Description
This Baked Greek Lemon Chicken features tender boneless, skinless chicken thighs marinated in a flavorful blend of lemon juice, olive oil, garlic, and classic Greek herbs and spices. Baked to perfection, this dish is juicy, aromatic, and perfect for a healthy family meal or entertaining guests.
Ingredients
Scale
Chicken and Marinade
- 8 boneless, skinless chicken thighs
- Juice of 2 lemons
- ¼ cup olive oil
- 4 cloves garlic, minced
- 3 teaspoons Dijon mustard
- 3 teaspoons dried oregano
- 2 teaspoons dried thyme
- 1 teaspoon dried dill
- 1 teaspoon paprika
- 2-3 teaspoons salt
- 1 teaspoon black pepper
Instructions
- Marinate the Chicken: Place the chicken thighs in a large bowl or ziplock bag. In a separate bowl, whisk together lemon juice, olive oil, minced garlic, Dijon mustard, dried oregano, thyme, dill, paprika, salt, and black pepper. Pour this marinade over the chicken, making sure each piece is well coated. Cover the bowl or seal the bag and refrigerate for 2 to 6 hours to allow the flavors to infuse.

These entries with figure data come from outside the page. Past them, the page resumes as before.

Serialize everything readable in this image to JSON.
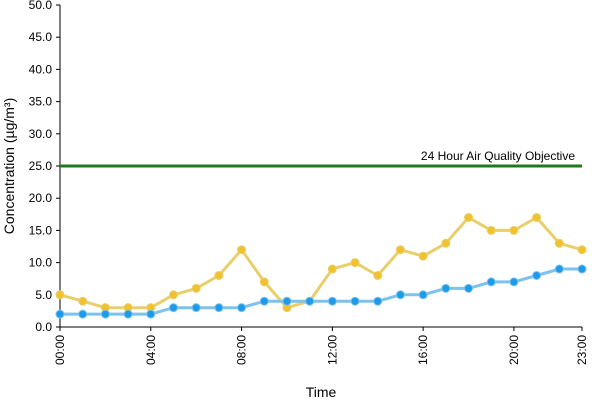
{
  "chart_data": {
    "type": "line",
    "xlabel": "Time",
    "ylabel": "Concentration (µg/m³)",
    "ylim": [
      0,
      50
    ],
    "yticks": [
      "0.0",
      "5.0",
      "10.0",
      "15.0",
      "20.0",
      "25.0",
      "30.0",
      "35.0",
      "40.0",
      "45.0",
      "50.0"
    ],
    "x": [
      "00:00",
      "01:00",
      "02:00",
      "03:00",
      "04:00",
      "05:00",
      "06:00",
      "07:00",
      "08:00",
      "09:00",
      "10:00",
      "11:00",
      "12:00",
      "13:00",
      "14:00",
      "15:00",
      "16:00",
      "17:00",
      "18:00",
      "19:00",
      "20:00",
      "21:00",
      "22:00",
      "23:00"
    ],
    "xticks": [
      "00:00",
      "04:00",
      "08:00",
      "12:00",
      "16:00",
      "20:00",
      "23:00"
    ],
    "series": [
      {
        "color": "#f2c12e",
        "line_color": "#e8cf6a",
        "values": [
          5,
          4,
          3,
          3,
          3,
          5,
          6,
          8,
          12,
          7,
          3,
          4,
          9,
          10,
          8,
          12,
          11,
          13,
          17,
          15,
          15,
          17,
          13,
          12
        ]
      },
      {
        "color": "#1e9be8",
        "line_color": "#7cc2ee",
        "values": [
          2,
          2,
          2,
          2,
          2,
          3,
          3,
          3,
          3,
          4,
          4,
          4,
          4,
          4,
          4,
          5,
          5,
          6,
          6,
          7,
          7,
          8,
          9,
          9
        ]
      }
    ],
    "reference_line": {
      "value": 25,
      "label": "24 Hour Air Quality Objective",
      "color": "#1f7a1f"
    },
    "grid": false
  }
}
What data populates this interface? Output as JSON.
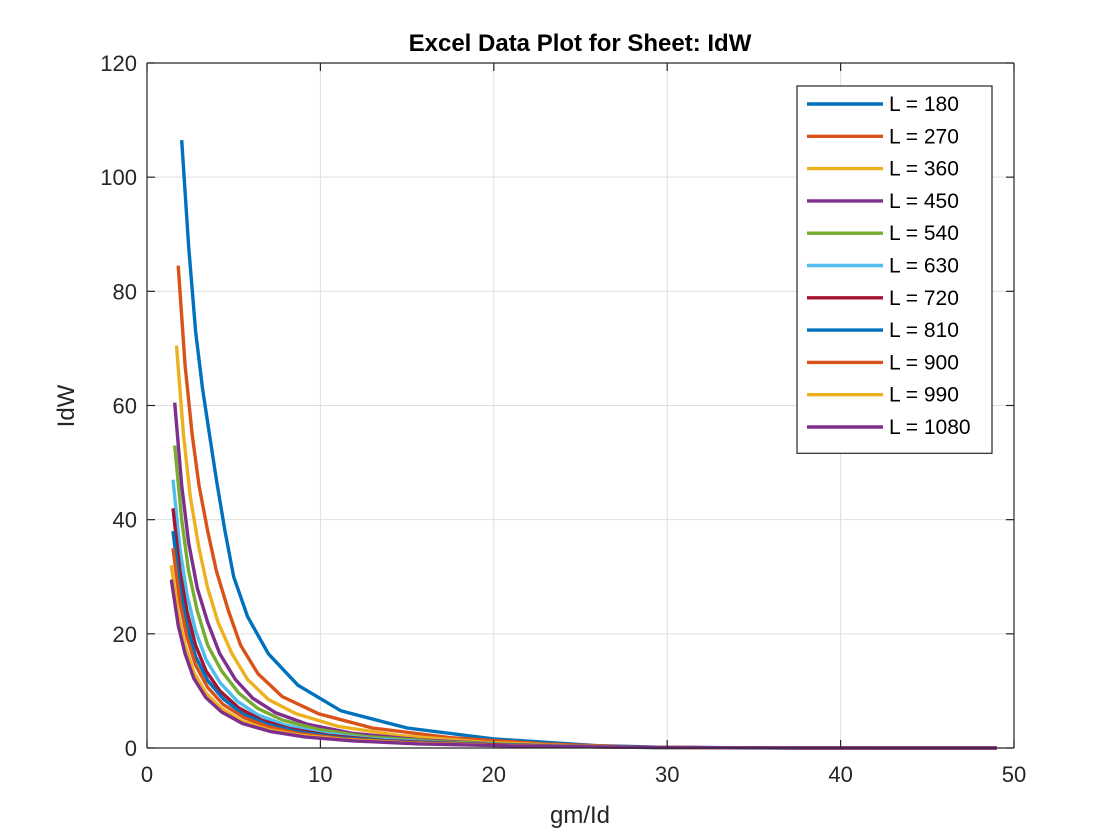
{
  "chart_data": {
    "type": "line",
    "title": "Excel Data Plot for Sheet: IdW",
    "xlabel": "gm/Id",
    "ylabel": "IdW",
    "xlim": [
      0,
      50
    ],
    "ylim": [
      0,
      120
    ],
    "xticks": [
      0,
      10,
      20,
      30,
      40,
      50
    ],
    "yticks": [
      0,
      20,
      40,
      60,
      80,
      100,
      120
    ],
    "grid": true,
    "legend_position": "top-right",
    "series": [
      {
        "name": "L = 180",
        "color": "#0072BD",
        "x": [
          2.0,
          2.4,
          2.8,
          3.2,
          3.6,
          4.0,
          4.5,
          5.0,
          5.8,
          7.0,
          8.7,
          11.2,
          15.0,
          20.0,
          26.0,
          30.0,
          35.0,
          40.0,
          45.0,
          49.0
        ],
        "y": [
          106.5,
          88,
          73,
          63,
          55,
          47,
          38,
          30,
          23,
          16.5,
          11,
          6.5,
          3.5,
          1.6,
          0.4,
          0.1,
          0.03,
          0.01,
          0.0,
          0.0
        ]
      },
      {
        "name": "L = 270",
        "color": "#D95319",
        "x": [
          1.8,
          2.2,
          2.6,
          3.0,
          3.5,
          4.0,
          4.7,
          5.4,
          6.4,
          7.8,
          9.9,
          13.0,
          17.5,
          23.0,
          28.0,
          33.0,
          40.0,
          49.0
        ],
        "y": [
          84.5,
          67,
          55,
          46,
          38,
          31,
          24,
          18,
          13,
          9,
          6,
          3.5,
          1.8,
          0.7,
          0.15,
          0.05,
          0.01,
          0.0
        ]
      },
      {
        "name": "L = 360",
        "color": "#EDB120",
        "x": [
          1.7,
          2.1,
          2.5,
          3.0,
          3.5,
          4.1,
          4.9,
          5.8,
          7.0,
          8.6,
          11.0,
          14.5,
          19.5,
          25.0,
          30.0,
          40.0,
          49.0
        ],
        "y": [
          70.5,
          55,
          44,
          35,
          28,
          22,
          16.5,
          12,
          8.5,
          6,
          3.8,
          2.2,
          1.0,
          0.3,
          0.05,
          0.01,
          0.0
        ]
      },
      {
        "name": "L = 450",
        "color": "#7E2F8E",
        "x": [
          1.6,
          2.0,
          2.4,
          2.9,
          3.5,
          4.2,
          5.1,
          6.1,
          7.4,
          9.2,
          11.8,
          15.8,
          21.0,
          27.0,
          33.0,
          40.0,
          49.0
        ],
        "y": [
          60.5,
          46,
          36,
          28,
          22,
          16.5,
          12,
          8.7,
          6.2,
          4.2,
          2.6,
          1.4,
          0.6,
          0.15,
          0.03,
          0.01,
          0.0
        ]
      },
      {
        "name": "L = 540",
        "color": "#77AC30",
        "x": [
          1.6,
          2.0,
          2.4,
          2.9,
          3.5,
          4.3,
          5.3,
          6.4,
          7.8,
          9.8,
          12.6,
          16.8,
          22.5,
          28.0,
          35.0,
          49.0
        ],
        "y": [
          53,
          40,
          31,
          24,
          18,
          13.5,
          9.6,
          6.9,
          4.9,
          3.3,
          2.0,
          1.1,
          0.45,
          0.12,
          0.02,
          0.0
        ]
      },
      {
        "name": "L = 630",
        "color": "#4DBEEE",
        "x": [
          1.5,
          1.9,
          2.3,
          2.8,
          3.4,
          4.2,
          5.2,
          6.4,
          7.9,
          10.0,
          13.0,
          17.5,
          23.5,
          29.0,
          36.0,
          49.0
        ],
        "y": [
          47,
          35,
          27,
          20.5,
          15.5,
          11.5,
          8.2,
          5.8,
          4.1,
          2.7,
          1.6,
          0.85,
          0.35,
          0.09,
          0.02,
          0.0
        ]
      },
      {
        "name": "L = 720",
        "color": "#A2142F",
        "x": [
          1.5,
          1.9,
          2.3,
          2.8,
          3.4,
          4.2,
          5.3,
          6.6,
          8.2,
          10.5,
          13.7,
          18.5,
          24.5,
          30.0,
          38.0,
          49.0
        ],
        "y": [
          42,
          31,
          24,
          18,
          13.5,
          10,
          7.0,
          4.9,
          3.4,
          2.2,
          1.3,
          0.7,
          0.28,
          0.07,
          0.01,
          0.0
        ]
      },
      {
        "name": "L = 810",
        "color": "#0072BD",
        "x": [
          1.5,
          1.9,
          2.3,
          2.8,
          3.5,
          4.4,
          5.5,
          6.9,
          8.6,
          11.0,
          14.5,
          19.5,
          25.5,
          31.0,
          39.0,
          49.0
        ],
        "y": [
          38,
          28,
          21.5,
          16,
          11.8,
          8.6,
          6.0,
          4.2,
          2.9,
          1.85,
          1.1,
          0.55,
          0.22,
          0.06,
          0.01,
          0.0
        ]
      },
      {
        "name": "L = 900",
        "color": "#D95319",
        "x": [
          1.5,
          1.9,
          2.3,
          2.8,
          3.5,
          4.4,
          5.6,
          7.0,
          8.8,
          11.4,
          15.0,
          20.0,
          26.0,
          32.0,
          40.0,
          49.0
        ],
        "y": [
          35,
          25.5,
          19.5,
          14.5,
          10.6,
          7.6,
          5.3,
          3.7,
          2.5,
          1.6,
          0.95,
          0.48,
          0.19,
          0.05,
          0.01,
          0.0
        ]
      },
      {
        "name": "L = 990",
        "color": "#EDB120",
        "x": [
          1.4,
          1.8,
          2.2,
          2.7,
          3.4,
          4.3,
          5.5,
          7.0,
          8.9,
          11.6,
          15.3,
          20.5,
          27.0,
          33.0,
          41.0,
          49.0
        ],
        "y": [
          32,
          23.5,
          18,
          13.3,
          9.6,
          6.9,
          4.7,
          3.2,
          2.2,
          1.4,
          0.82,
          0.42,
          0.16,
          0.04,
          0.01,
          0.0
        ]
      },
      {
        "name": "L = 1080",
        "color": "#7E2F8E",
        "x": [
          1.4,
          1.8,
          2.2,
          2.7,
          3.4,
          4.3,
          5.5,
          7.1,
          9.1,
          11.9,
          15.7,
          21.0,
          27.5,
          34.0,
          42.0,
          49.0
        ],
        "y": [
          29.5,
          21.5,
          16.5,
          12.2,
          8.8,
          6.3,
          4.3,
          2.9,
          1.95,
          1.25,
          0.72,
          0.36,
          0.14,
          0.03,
          0.01,
          0.0
        ]
      }
    ]
  }
}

- Preheat the Oven and Prepare the Chicken: Preheat your oven to 350°F (175°C). Arrange the marinated chicken thighs in a single layer in a baking dish, then pour the remaining marinade over the chicken to keep it moist and flavorful during baking.
- Bake the Chicken: Place the baking dish in the oven and bake for 40 minutes or until the internal temperature of the chicken reaches between 165°F and 175°F, ensuring it is fully cooked and juicy. For a beautiful golden finish, switch the oven to broil and broil the chicken for an additional 2 to 3 minutes.
Notes
- Marinating the chicken for at least 2 hours enhances the flavor and tenderness.
- Use a meat thermometer to ensure the chicken is cooked through but remains juicy.
- For extra crispy skin, you can broil a bit longer but watch carefully to prevent burning.
- This recipe works well with chicken breasts if you prefer white meat; adjust baking time accordingly.
- Serve with Greek salad, potatoes, or rice to complete the meal.